We need to authenticate both corporate users and external users (partner, customers, third party) into the same application. Corporate users will authenticate using Azure AD, I want them to have SSO experience. For external users I was thinking of Azure AD B2C.

The application is built with Asp.NET MVC/WebApi + AngularJs.

For the scenario described above, I understand I will need 2 different Azure AD tenants. I'm planning to use the Microsoft new Authentication Library MSAL, but I can't find how to configure 2 tenants.

What is the recommended approach for login both corporate and external users ?

Thanks in advance for any help!

1
asp.net-mvcazure-ad-b2cazure-active-directory
there is a good documentation on MSDN msdn.microsoft.com/en-us/library/ff650307.aspx hope this helpsEmil
Based on my understanding, the application for customers should be different for enterprise user. Two applications are recommend for this scenario.
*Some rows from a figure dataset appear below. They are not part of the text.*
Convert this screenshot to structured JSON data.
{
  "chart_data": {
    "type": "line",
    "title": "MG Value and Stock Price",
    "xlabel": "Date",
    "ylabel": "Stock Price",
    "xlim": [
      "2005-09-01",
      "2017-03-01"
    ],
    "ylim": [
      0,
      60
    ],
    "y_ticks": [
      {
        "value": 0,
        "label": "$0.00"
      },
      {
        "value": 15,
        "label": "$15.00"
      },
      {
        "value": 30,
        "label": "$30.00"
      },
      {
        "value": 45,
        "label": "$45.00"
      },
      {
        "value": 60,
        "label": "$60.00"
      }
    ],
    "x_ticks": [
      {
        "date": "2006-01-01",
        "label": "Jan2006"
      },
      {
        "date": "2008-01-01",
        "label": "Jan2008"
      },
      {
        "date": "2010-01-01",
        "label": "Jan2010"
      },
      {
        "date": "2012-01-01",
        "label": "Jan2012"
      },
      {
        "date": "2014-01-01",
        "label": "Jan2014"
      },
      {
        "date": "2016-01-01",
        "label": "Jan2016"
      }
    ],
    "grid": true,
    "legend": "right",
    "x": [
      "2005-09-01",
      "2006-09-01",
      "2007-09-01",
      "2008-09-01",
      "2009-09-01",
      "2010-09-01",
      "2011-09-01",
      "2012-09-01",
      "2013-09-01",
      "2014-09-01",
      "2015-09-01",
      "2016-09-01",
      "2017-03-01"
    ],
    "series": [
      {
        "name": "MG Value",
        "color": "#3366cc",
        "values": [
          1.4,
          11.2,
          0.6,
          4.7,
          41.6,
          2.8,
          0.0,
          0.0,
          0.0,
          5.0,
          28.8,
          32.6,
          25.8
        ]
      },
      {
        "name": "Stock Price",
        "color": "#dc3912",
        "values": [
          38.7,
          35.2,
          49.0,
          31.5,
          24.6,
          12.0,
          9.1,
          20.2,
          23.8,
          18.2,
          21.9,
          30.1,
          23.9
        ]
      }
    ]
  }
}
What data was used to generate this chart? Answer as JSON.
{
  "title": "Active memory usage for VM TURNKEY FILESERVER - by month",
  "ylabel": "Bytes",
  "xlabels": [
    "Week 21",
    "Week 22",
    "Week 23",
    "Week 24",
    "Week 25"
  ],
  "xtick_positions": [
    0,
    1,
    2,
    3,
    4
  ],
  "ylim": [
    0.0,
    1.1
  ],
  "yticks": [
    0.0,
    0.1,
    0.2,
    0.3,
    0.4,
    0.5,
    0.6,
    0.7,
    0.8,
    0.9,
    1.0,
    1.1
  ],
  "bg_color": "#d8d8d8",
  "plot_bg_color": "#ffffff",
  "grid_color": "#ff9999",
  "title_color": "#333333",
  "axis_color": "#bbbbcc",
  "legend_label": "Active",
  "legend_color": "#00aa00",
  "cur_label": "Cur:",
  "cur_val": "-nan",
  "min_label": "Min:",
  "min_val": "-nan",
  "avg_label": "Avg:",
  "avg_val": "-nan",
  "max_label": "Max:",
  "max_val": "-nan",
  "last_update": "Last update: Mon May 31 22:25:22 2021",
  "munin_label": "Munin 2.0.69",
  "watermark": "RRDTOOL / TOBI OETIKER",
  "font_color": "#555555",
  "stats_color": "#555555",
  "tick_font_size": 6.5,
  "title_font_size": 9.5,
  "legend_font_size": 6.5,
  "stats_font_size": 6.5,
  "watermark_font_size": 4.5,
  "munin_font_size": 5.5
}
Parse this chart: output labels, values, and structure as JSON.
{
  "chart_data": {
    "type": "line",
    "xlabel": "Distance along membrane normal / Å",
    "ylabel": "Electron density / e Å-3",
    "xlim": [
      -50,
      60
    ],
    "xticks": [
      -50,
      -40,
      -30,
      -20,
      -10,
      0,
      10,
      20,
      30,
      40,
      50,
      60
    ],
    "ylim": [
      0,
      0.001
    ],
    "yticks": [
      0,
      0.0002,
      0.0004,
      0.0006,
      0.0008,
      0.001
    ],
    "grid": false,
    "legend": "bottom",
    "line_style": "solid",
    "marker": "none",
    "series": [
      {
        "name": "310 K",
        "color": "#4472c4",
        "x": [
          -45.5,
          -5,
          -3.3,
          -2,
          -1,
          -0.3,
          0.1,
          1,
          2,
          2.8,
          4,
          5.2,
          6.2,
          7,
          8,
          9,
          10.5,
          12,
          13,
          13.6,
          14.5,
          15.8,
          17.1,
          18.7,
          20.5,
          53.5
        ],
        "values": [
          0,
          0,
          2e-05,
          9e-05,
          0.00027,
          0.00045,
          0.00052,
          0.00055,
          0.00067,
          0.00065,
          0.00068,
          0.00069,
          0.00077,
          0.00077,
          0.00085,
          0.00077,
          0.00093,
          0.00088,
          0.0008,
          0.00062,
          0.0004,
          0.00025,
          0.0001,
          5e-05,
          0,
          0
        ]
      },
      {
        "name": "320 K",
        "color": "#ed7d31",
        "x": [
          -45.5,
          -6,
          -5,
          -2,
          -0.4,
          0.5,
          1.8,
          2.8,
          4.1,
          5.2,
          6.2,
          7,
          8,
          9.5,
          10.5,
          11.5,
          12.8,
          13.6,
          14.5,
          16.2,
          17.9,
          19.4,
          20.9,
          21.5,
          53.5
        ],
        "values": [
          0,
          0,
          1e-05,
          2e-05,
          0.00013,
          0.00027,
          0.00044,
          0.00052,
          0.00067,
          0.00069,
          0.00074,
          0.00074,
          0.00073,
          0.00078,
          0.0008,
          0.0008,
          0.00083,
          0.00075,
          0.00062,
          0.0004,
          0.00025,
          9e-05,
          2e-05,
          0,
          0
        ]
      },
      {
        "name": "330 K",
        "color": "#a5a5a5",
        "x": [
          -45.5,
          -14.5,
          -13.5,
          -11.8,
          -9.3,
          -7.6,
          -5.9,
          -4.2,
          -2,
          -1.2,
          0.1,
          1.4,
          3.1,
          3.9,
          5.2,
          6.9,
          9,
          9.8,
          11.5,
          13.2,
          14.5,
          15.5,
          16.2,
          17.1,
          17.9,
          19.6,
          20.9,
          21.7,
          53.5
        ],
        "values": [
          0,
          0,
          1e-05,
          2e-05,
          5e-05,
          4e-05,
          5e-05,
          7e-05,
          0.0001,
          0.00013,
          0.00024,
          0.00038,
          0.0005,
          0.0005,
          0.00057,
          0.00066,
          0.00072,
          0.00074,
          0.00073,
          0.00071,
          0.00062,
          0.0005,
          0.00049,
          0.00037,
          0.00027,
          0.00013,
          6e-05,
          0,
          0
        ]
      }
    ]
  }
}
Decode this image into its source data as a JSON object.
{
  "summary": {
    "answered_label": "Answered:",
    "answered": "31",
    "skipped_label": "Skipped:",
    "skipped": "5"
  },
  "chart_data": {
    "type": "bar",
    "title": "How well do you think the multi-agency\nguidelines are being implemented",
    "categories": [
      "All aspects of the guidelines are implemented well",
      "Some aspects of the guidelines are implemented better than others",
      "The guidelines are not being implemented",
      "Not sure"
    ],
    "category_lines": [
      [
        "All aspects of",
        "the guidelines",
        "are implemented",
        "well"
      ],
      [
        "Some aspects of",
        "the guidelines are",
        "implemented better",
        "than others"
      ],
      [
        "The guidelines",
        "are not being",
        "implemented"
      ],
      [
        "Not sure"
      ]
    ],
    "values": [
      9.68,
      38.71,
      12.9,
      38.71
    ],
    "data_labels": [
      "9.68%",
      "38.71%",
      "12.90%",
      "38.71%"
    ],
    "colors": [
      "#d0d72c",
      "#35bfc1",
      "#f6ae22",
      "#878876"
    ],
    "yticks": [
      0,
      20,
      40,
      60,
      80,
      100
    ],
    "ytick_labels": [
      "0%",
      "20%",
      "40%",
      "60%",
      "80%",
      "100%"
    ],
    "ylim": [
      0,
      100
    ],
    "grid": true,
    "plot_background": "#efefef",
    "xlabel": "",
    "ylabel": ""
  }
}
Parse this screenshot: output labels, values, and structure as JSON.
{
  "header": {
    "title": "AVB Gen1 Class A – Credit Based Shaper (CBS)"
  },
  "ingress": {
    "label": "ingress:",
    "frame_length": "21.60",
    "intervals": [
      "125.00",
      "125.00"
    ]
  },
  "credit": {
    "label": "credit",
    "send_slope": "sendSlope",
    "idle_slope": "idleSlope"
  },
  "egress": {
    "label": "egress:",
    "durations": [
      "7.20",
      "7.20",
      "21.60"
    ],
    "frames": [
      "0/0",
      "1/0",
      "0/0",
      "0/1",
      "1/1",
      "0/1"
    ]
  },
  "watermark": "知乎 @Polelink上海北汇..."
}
You may share more detail about the scenario you were handling.Fei Xue - MSFT
That may be true for Customers and Partners, but we have external third party resources that must work with the current app but are not part of the corporate AD.Guillaume Morin

1 Answers

1
votes

At this time, you must treat Azure AD & B2C as two separate identity providers in your application. I've created a quick & dirty example of such dual integration in a web app here. In an AngularJS app, or in an app that uses MSAL, the integrations will be different. But the high level pattern will be the same.

With this approach, you'll have to ask users which type of account they want to sign-in with, so you know which provider to invoke.